According to their results, they postulated a six-stage theory for the development of Lewy’s pathology in sporadic PD (Braak et al. , 2003). This theory considers that Lewy deposits sequentially invade neuroanatomically interconnected pathways until they reach the neurons of the SNpc and LC (Figure 1A) (Braak et al. , 2003). The first affected structures would be non-dopaminergic areas with vulnerable environmental cellular conditions, such as the olfactory bulb or the enteric nervous system (ENS) (Braak et al. , 2003; Brundin and Melki, 2017a). The areas affected in the first stages (stage 1 and 2) include the olfactory bulb, the dorsal nucleus of the vagal nerve, locus coeruleus and caudal raphe nuclei. Then, the LB lesions extend to the amygdala, the pedunculopontine nuclei, and the SNpc (stages 3 and 4). Finally, in stages 5 and 6 there is a severe extent of the brain affected, including neocortical areas, temporal lobe and limbic structures as the hippocampal formation or the anteromedial temporal mesocortex, which directly correlate with cognitive impairment (Braak et al. , 2003).
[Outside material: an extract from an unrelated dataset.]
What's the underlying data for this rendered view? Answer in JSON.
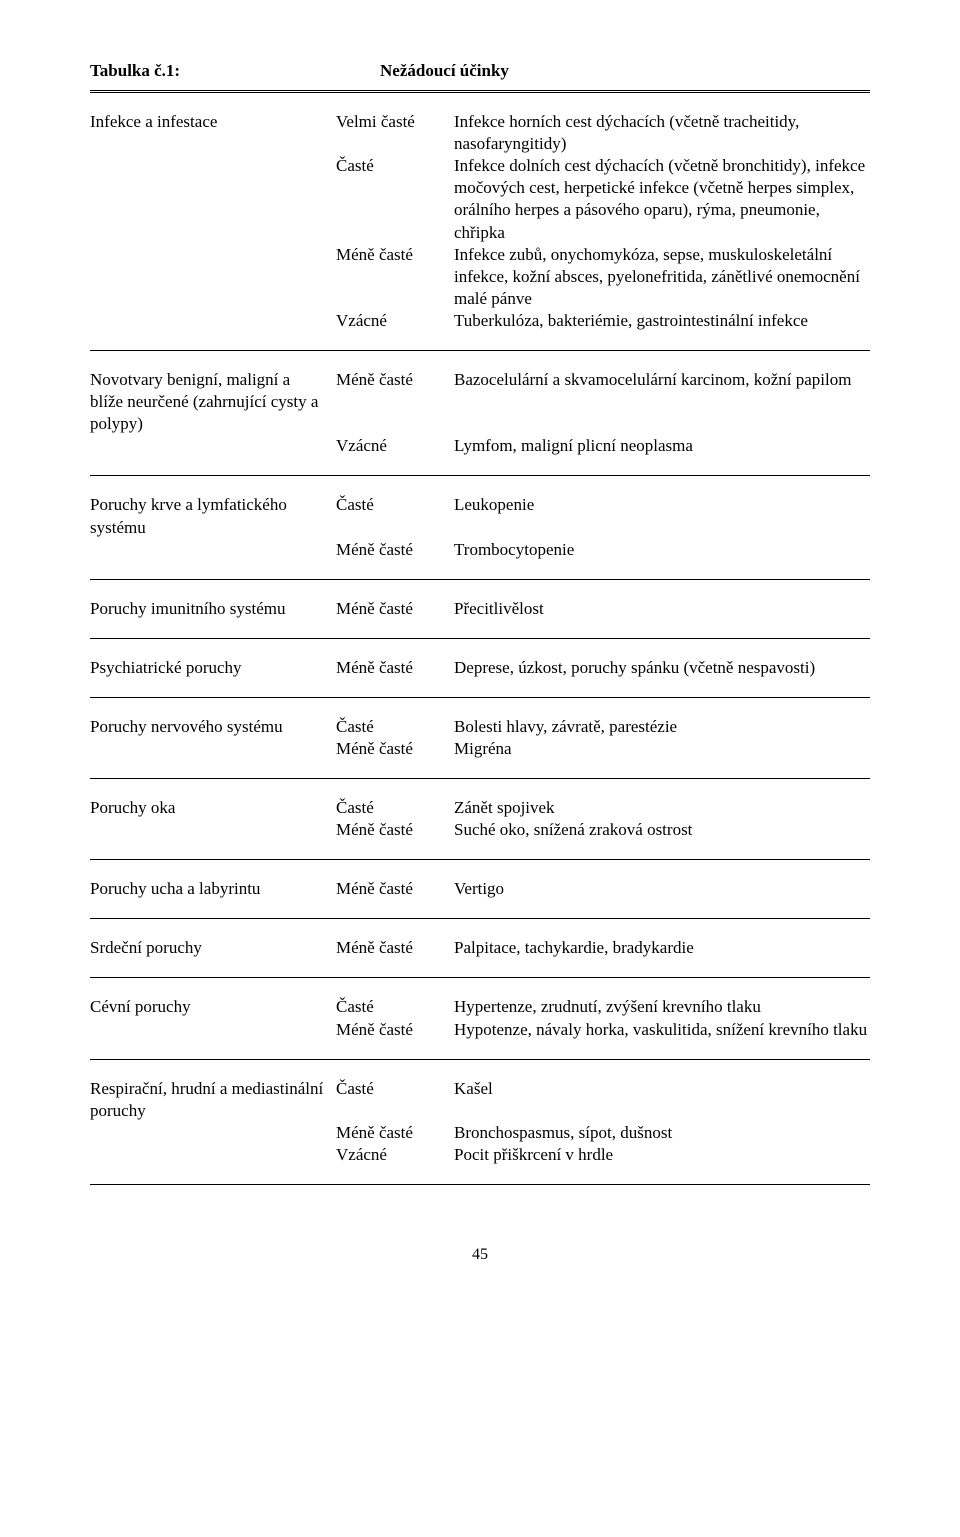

The way that aggregates of misfolded αsyn go from the initially affected regions to the SNpc is still unclear and many hypotheses have been proposed (for more information see reference Braak and Del Tredici, 2017).

However, the repercussions of this staging theory are notable. On the one hand, it allows the study of the disease in the peripheral nervous system (PNS), ENS and spinal cord, and the possibility to establish diagnostic markers and risk factors (Braak and Del Tredici, 2017). On the other hand, including this perspective in experimental studies of the disease will provide a wide range of information in order to better understand the development and evolution of the disease (Brundin and Melki, 2017a). Additionally, strategies for therapy may emerge before the nigrostriatal pathway is affected (Braak and Del Tredici, 2017; Aaseth et al. , 2018).